By Parag Ranjan Dutta

The story begins with some introduced species of terrestrial and aquatic organisms, which are otherwise known as ‘exotic’; the connotation here is purely from an environmental perspective, which means species introduced especially from a tropical country.

Following my relocation to Kolkata, Shillong continues to haunt me where I spent most of my life. The city witnessed unprecedented growth during the last few decades. All that was perhaps necessary, but at the cost of something greater… one that held the values of charm, silence and serenity.

In my younger days in Shillong, we would see a very common flowering hedge plant, Lantena Camara, growing in thickets. Interestingly, this plant formed the boundary line between properties. A native of South America, Lantenas were brought by the British, some 200 years ago.

Its history suggests a fascinating journey. In 1807, Lantena was introduced as an ornamental hedge at National Botanical Garden, Shibpur (Kolkata).

Because of the urban sprawl, Shillong has seen an unusual phenomenon… Lantenas began to disappear gradually. As a child, we hardly realised that it was a boon in disguise – to combat further spreading of this poisonous weed was of little help in other parts of the country – this plant is a very adaptable species.

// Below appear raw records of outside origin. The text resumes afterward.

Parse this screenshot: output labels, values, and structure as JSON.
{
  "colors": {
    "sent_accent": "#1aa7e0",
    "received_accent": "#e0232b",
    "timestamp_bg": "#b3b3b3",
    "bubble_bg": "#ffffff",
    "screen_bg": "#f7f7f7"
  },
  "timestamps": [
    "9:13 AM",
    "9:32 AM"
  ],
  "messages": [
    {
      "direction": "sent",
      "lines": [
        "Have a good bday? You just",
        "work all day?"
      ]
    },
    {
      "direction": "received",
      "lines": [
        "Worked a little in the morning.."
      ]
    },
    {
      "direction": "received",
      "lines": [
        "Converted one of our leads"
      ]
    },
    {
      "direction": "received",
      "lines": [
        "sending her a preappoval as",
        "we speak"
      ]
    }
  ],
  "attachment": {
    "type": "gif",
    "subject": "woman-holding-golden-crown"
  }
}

The colonial rulers considered Lantenas to have aesthetic value and introduced it as a decorative plant. That said, it was invasive, with a reputation of taking over several ecosystems in no time. Not only could this shrub grow rapidly on ground, it could also climb as a creeper on trees to inhabit the environment, making it difficult for other native plants to survive and flourish.

For curious readers, observing this can go a long way in ensuring balance. Let’s have a look at some other species to get a better understanding.

Eucalyptus (or bluegum tree) was introduced from Australia… another environmental hazard. For economic value, eucalyptus forests have come up in different parts of the country, found especially along the national highways.

As a species, it demands water to an excessive degree, depleting the ground water level in an unprecedented manner. The introduction of eucalyptus on arid lands may cause adverse environmental impact in the form of competition for more water from other species.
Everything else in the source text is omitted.